The University of Texas at Austin
Allan H. MacDonald is a theoretical condensed matter physicist and the Sid W. Richardson Foundation Regents Chair Professor of Physics at The University of Texas at Austin. He completed a B.S. in physics at St. Francis Xavier University in 1973 and his Ph.D. at The University of Toronto in 1978. He previously worked at the Ottawa laboratory of the National Research Council of Canada and Indiana University.
MacDonald’s area of interest is on how electron-electron interactions affect electronic properties in condensed matter systems. He previously worked on density functional theory and the Quantum Hall effect, and most recently has focused on the Spin Hall effect, magnetic insulators, magnetic semiconductors and spin-orbit interactions. In a 2011 paper he identified the possibility that the tunneling energy required for electrons to move between two graphene layers should shrink as the angle between the sheets approaches 1.1 degrees from each other, a prediction that was subsequently proven to be true and has inspired investigations into twistronics.
MacDonald’s work has been cited more than 53,743 times, and he has a h-index of 113.
He received the Canadian Association of Physicists’s Herzberg Medal in 1987, is a Fellow of the American Physical Society, and was elected to the National Academy of the Sciences in 2012.
His describes his own research as “driven, for the most part, by experiment rather than by theoretical technique”.

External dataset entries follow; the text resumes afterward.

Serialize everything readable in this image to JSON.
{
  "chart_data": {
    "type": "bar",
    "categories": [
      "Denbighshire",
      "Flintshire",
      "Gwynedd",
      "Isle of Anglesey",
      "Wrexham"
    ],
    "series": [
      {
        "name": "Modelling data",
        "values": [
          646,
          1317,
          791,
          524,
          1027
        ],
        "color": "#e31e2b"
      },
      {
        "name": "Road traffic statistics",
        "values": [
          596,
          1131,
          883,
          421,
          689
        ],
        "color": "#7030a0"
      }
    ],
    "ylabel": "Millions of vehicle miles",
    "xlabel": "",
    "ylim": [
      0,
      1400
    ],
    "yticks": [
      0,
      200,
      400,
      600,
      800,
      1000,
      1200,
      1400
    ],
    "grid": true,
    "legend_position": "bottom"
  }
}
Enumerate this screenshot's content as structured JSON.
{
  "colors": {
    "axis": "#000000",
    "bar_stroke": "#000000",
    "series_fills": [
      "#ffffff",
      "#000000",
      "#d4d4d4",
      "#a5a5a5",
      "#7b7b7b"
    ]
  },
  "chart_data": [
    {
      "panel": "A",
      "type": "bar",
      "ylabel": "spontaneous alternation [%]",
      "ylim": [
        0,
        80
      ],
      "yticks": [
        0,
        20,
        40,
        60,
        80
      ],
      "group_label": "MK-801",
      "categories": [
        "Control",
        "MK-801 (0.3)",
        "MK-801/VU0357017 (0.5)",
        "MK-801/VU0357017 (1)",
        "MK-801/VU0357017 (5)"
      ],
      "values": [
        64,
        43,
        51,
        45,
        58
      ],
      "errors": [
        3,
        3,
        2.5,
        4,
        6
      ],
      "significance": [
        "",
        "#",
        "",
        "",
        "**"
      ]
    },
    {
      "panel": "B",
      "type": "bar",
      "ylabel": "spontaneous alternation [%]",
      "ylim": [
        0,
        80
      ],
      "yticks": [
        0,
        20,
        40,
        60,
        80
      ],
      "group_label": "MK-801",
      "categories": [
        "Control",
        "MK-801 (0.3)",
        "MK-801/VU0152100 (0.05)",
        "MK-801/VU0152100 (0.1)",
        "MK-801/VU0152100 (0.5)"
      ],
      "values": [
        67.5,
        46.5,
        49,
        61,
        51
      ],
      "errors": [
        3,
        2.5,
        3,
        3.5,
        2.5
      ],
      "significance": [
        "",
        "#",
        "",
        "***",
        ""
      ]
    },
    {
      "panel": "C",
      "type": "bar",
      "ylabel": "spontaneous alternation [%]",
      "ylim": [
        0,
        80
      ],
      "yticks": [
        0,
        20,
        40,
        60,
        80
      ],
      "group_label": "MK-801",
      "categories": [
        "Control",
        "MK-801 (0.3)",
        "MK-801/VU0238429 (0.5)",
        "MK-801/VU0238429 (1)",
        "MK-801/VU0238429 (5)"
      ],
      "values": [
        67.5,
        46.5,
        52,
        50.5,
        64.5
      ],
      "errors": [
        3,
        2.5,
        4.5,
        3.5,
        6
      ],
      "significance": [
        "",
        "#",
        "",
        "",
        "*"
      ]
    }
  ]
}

Swinburne University of Technology
Virginia Kilborn is Professor in Astrophysics, and Dean of Science at Swinburne University of Technology. Her field of scientific expertise is in radio astronomy, and she works on galaxy evolution by tracing the gas content of galaxies. Virginia obtained her PhD in Astrophysics from the University of Melbourne, and worked at Jodrell Bank observatory in the UK before heading back to Australia to take up a position at Swinburne University in 2003.
Virginia is immediate past president of the Astronomical Society of Australia.
University of New South Wales
Sven Rogge researches quantum electronics, at the School of Physics. Sven works on quantum computation in silicon at the ARC Centre for Quantum Computation and Communication Technology. In a team of enthusiastic researches we work on gaining atomistic insights into the interactions of quantum objects, like atoms and qubits, with their environment. This allows us to manipulate quantum information and minimise decoherence. Before joining UNSW in 2011 Sven worked at the Kavli Institute for Quantum Nano Science at Delft University and Stanford University. Sven is the Vice-President of the Australian Institute of Physics.
Australian National University
Christine Charles is Professor and Head of the Space Plasma, Power and Propulsion laboratory at the Australian National University (ANU) in Canberra. She works on experimental expanding plasmas applied to space science (solar wind and aurorae) and space propulsion (i.e., Helicon plasma thruster for space debris mitigation & Pocket Rocket electrothermal thruster for nano-satellites such as ‘CubeSats’). She was recently awarded the 2015 Women in Industry Excellence in Engineering. She has published over 200 articles in various international peer-reviewed journals and her scientific output has been recognised by her Fellowship of the American Physical Society in 2013 and her Fellowship of the Australian Academy of Science in 2015. She actively popularises her science on ABC Catalyst, Discovery Channel, radio and public lectures and she was a TEDx Canberra speaker in 2014.
Professor Deb Kane holds a Personal Chair in Physics at Macquarie University, Sydney. She received a BSc (Hons) degree in physics from University of Otago, NZ, and her PhD degree from St Andrews University, Scotland. Her current research interests include photonics dynamical systems, quantifying complexity, the optics and optical properties of certain spider webs and silks, quantitative microscopy and nanoscopy, and laser materials processing. She is a Fellow of the Optical Society. She was the AIP Women in Physics Lecturer and medallist in 2006. She chaired the IUPAP Commission on Laser Physics and Photonics (2015-2017). Deb is a member of the National Committee of Physics and the Management Committee of the Australian Nanotechnology Network, and is the Accreditation Manager of the AIP.